Once the bird got close enough Shirley was ready to grab some footage of the wonderful creature.


Put simply gynandromorphs are half male and half female.

"This remarkable bird is a genuine male/female chimera," Daniel Hooper, a postdoctoral fellow at the Cornell Lab of Ornithology, wrote in an email to National Geographic.

The trait known as sexual dimorphism also occurs in insects and crustaceans like butterflies and lobsters. In birds it is thought to occur across all species, but in cardinals it is especially noticeable.

Ornithologists refer to them as "half-siders"

"Cardinals are one of the most well-known sexually dimorphic birds in North America," according to Hooper.

"Their bright red plumage in males is iconic—so people easily notice when they look different."

What makes these "half-siders" so different?

Hooper tells NatGeo that most female birds carry one copy of each sex chromosome, called Z and W in birds, whereas males have two copies of the Z chromosome.

It's the opposite in humans where most males have X and Y chromosomes and most females have two X chromosomes.

In birds, sex is determined by the female's eggs which typically carry only one Z or W chromosome, which is then fertalized by the male's Z chromosome sperm.

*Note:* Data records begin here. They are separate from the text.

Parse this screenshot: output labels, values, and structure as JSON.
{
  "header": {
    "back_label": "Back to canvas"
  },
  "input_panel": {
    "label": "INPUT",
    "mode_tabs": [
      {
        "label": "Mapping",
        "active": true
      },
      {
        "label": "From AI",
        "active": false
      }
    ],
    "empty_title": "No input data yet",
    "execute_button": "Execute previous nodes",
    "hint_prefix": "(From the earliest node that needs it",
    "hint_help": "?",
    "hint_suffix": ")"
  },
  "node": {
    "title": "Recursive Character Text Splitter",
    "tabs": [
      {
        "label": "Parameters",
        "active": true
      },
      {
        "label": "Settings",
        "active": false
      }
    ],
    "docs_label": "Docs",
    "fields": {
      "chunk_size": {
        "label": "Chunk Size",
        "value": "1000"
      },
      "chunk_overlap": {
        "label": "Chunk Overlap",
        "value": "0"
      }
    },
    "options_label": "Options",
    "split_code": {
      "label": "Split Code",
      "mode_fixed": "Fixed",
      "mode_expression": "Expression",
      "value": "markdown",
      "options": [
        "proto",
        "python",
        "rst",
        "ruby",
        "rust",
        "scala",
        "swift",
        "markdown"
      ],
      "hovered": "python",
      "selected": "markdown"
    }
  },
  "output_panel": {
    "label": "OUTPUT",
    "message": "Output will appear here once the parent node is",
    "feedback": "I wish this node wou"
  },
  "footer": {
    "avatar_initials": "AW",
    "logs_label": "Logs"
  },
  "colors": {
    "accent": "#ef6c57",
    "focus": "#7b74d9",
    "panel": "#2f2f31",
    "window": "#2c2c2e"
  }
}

In dimorphic eggs however the cell develops two nuclei carrying Z and W chromosomes which are then both fertilized by by two Z chromosome sperm.

The result is a chimera who develops a half male ZZ and half female ZW body.

Gynandromorphs like the Caldwell's cardinal aren't unheard of, but they are rare enough that it is usually a big deal when they are spotted.


Carolyn Carpenter Tamburrino/Facebook


Amy Cowell/Facebook


Coury James/Facebook


Terry L. Sage/Facebook


Warren Butchy Kolbenheyer/Facebook


The Caldwell's cardinal however may be even more rare.

In most cases gynandromorphs are born infertile and unable to reproduce, but in the case of the Caldwell's bird the left side of its body is female.

While female birds have ovaries on both sides only the left side ovaries are functional. So the Caldwell's bird may be able to reproduce.

And the Caldwells say their cardinal may even have a mate.

Shirley says she often spots her gynandromorph in the company of a male bird.

"We're happy it's not lonely," Shirley says.

It's hard to know for sure if the cardinal will be able to reproduce, but Shirley is certainly hoping so.

"Who knows, maybe we will be lucky enough to see a family in summer!"